In this study, we identified 68,646 protein-coding genes in the R. japonica genome. The gene structure and gene elements, including average transcript length, average CDS length, and average exon and intron length, were compared with the above three related species in the order Caryophyllales (Table 8).

Table 8 Comparative analysis of gene elements.

Gene functions were assigned aligned all predicted protein-coding genes against multiple publicly available databases such as Nr (http://www.ncbi.nlm.nih.gov/protein/), Uniprot, InterPro, Pfam, Swissprot, GO, and KEGG. Overall, 65,774 protein-coding genes were functionally annotated in at least one database (Fig. 5, Table 9). Among these annotated genes, 65,441 genes were annotated in the Nr database36, 65,312 genes were annotated in the Uniport database37, 58,797 genes were annotated in the InterPro database38, 54,309 genes were annotated in the Pfam database39, 48,078 in the Swiss-Prot database40, 37,217 in the GO database41, and 32,456 in the KEGG database42 (Fig. 5, Table 9).

Fig. 5
figure 5

The UpSet plot of Gene function annotations. The intersection size of genes with functional annotation using multiple public databases.

Table 9 Summary of gene function annotations.

Data Records

The raw sequence data reported in this paper have been deposited in the Genome Sequence Archive (GSA43) in National Genomics Data Center44. Access to this data is available to the public under the accession number PRJCA030379, which can be found with the following GSA IDs: CRA01925145, CRA01918246, CRA01918347, CRA01945148. The assembled genome sequence has been made available in GenBank with JBLJBX00000000049. Additionally, the annotation data has been deposited at the Figshare repository50.

Technical Validation

DNA quality was assessed using 1% agarose gel electrophoresis, and DNA concentration was measured with Qubit 3.0 Fluorometer, achieving an absorbance ratio of around 2.0 at 260/280. We used Fastp14 to assess the quality scores of all bases in the raw sequencing data. Additionally, the 17-mer distribution analysis was performed on the clean data to estimate the target genome size. The genome size estimated by the survey closely matched the assembled genome size, further supporting the reliability of the evaluation results.

The genome-wide Hi-C interaction heatmap was generated using Juicerbox. In the heatmap, the coordinates represent bins across individual chromosomes, with the color of each point reflecting the logarithmic value of the interaction strength between corresponding bin pairs (Fig. 4). Notably, regions with higher interaction strength are represented by deeper colors, and the diagonal shows significantly stronger interactions compared to the ends.

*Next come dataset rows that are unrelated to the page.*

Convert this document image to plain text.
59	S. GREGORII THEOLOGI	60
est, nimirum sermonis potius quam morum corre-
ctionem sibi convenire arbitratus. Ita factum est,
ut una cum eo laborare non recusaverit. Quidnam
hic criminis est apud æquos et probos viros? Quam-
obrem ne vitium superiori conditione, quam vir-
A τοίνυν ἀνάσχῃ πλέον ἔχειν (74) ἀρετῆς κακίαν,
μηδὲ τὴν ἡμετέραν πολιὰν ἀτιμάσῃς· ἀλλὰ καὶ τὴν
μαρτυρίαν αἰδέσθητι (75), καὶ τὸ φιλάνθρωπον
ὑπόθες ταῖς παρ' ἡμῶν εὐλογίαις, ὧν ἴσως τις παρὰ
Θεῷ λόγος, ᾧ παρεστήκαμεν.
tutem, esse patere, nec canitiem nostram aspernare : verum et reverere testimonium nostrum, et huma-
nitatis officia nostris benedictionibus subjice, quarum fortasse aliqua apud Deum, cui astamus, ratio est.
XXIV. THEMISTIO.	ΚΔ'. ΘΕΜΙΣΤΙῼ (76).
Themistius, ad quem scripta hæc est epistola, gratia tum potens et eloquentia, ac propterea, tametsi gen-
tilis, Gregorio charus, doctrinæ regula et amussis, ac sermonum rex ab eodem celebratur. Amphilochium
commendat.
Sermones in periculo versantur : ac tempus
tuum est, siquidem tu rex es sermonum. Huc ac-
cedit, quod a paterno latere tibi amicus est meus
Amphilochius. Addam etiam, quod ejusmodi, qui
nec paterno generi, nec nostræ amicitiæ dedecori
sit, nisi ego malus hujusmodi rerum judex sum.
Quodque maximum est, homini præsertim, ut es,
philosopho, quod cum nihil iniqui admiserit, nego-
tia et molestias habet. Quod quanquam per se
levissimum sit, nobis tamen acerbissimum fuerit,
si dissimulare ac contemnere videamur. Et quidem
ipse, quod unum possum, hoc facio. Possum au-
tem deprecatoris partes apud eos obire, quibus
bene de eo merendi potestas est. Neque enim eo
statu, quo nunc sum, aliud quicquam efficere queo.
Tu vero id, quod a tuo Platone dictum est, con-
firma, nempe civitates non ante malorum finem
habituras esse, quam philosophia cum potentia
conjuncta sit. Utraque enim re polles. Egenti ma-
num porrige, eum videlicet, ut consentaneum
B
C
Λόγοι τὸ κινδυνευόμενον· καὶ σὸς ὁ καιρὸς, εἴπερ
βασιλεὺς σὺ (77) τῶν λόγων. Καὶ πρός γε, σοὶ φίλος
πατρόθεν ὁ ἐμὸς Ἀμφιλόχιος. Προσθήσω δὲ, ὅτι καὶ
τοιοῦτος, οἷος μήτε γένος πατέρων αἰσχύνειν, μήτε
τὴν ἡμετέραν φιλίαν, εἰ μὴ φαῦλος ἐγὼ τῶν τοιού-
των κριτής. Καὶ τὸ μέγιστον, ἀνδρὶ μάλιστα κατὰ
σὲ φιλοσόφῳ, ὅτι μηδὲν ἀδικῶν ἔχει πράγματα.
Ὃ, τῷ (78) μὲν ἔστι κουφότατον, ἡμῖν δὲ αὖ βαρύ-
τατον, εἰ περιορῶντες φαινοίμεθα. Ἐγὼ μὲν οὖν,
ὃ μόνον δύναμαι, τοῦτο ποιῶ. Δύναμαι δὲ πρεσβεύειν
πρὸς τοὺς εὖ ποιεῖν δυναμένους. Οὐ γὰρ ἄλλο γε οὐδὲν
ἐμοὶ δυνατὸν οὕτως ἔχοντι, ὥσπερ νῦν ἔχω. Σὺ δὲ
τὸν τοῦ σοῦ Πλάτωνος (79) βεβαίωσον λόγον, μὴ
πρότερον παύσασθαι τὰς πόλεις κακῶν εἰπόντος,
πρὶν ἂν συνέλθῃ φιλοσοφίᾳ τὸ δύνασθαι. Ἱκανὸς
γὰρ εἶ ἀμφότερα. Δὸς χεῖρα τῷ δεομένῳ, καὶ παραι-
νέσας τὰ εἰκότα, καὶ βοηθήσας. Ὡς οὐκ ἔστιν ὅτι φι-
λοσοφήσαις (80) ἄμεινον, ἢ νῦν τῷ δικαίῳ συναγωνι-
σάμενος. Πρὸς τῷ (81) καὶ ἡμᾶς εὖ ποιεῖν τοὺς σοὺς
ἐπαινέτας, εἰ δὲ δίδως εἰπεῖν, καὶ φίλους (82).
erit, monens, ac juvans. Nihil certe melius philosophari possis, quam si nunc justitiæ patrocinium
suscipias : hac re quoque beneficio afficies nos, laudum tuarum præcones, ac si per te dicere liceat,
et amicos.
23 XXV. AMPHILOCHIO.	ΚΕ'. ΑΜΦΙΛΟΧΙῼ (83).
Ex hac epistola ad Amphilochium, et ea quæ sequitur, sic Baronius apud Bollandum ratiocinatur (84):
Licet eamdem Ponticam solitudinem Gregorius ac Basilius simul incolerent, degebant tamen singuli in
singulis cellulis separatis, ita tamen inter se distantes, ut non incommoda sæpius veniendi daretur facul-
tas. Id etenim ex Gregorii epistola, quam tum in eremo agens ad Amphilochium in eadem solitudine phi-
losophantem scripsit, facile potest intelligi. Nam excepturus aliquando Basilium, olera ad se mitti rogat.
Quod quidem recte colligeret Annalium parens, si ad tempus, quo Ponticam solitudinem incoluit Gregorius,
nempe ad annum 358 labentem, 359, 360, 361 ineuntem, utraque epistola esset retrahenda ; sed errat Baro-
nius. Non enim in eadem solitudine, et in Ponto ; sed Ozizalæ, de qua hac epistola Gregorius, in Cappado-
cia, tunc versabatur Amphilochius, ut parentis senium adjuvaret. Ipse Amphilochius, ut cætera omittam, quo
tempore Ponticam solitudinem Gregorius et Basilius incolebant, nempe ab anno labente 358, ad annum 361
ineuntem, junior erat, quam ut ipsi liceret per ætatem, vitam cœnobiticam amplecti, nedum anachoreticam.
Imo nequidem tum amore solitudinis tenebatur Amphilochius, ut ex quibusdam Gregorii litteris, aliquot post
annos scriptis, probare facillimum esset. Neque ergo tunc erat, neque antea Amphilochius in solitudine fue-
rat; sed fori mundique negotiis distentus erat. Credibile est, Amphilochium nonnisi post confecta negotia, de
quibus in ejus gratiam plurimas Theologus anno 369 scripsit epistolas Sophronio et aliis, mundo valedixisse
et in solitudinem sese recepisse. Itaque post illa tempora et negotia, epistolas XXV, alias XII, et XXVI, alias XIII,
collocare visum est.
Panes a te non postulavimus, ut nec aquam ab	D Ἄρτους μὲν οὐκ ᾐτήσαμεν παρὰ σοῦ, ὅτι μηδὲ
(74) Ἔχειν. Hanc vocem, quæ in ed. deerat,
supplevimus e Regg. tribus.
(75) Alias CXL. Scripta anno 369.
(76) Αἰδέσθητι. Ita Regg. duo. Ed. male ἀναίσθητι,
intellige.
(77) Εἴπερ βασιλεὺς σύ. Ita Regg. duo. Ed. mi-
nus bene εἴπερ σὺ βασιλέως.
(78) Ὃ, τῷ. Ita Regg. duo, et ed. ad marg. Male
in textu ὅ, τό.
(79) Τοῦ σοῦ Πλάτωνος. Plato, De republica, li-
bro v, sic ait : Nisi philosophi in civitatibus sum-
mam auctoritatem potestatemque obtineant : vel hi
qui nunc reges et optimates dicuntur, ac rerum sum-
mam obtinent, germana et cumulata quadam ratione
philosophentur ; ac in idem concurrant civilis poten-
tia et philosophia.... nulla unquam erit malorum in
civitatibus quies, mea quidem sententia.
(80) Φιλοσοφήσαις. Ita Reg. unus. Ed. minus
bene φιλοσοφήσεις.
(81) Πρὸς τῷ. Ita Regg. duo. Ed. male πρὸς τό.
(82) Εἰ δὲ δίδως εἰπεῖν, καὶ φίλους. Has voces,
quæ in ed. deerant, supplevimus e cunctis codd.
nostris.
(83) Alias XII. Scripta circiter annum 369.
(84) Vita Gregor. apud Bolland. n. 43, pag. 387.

The scaffold N50, the length at which half of the genome assembly is represented in scaffolds of that size, improved significantly to 158.33 Mb, indicating high assembly quality (Table 3). For the genome evaluation, 95.20% of BUSCOs were classified as complete, with 19.20% being single-copy and 76.00% being duplicated. Fragmented BUSCOs made up only 1.30%, while 3.50% were missing. The gene set evaluation similarly shows a high percentage of completeness at 94.30%, with 22.80% single-copy and 71.50% duplicated BUSCOs. Fragmented BUSCOs were slightly lower at 0.60%, and missing BUSCOs were higher at 5.10%. The BUSCO analysis indicates excellent sequencing quality, with over 94% of BUSCOs complete in both the genome and gene set, suggesting minimal fragmentation and high completeness in the assembly. The presence of a higher proportion of duplicated BUSCOs may indicate some degree of redundancy, but the low percentage of missing and fragmented BUSCOs further confirms the robustness of the assembly (Table 5).

Usage Notes

The final assembled R. japonica genome spans approximately 3.30 Gb, larger than the 2.56 Gb genome of P. cuspidatum11. Although both genomes contain a high proportion of repetitive sequences, R. japonica has a slightly higher percentage (74.79% compared to 71.54%). However, R. japonica exhibits superior assembly quality, with an N50 of 1.39 Mb, and 99.22% of the sequences are anchored to 22 pseudo-chromosomes, demonstrating a high level of assembly integrity. Future research could explore gene functions in R. japonica that are linked to its invasiveness and pharmacological properties, as well as utilize this reference genome for selective breeding initiatives.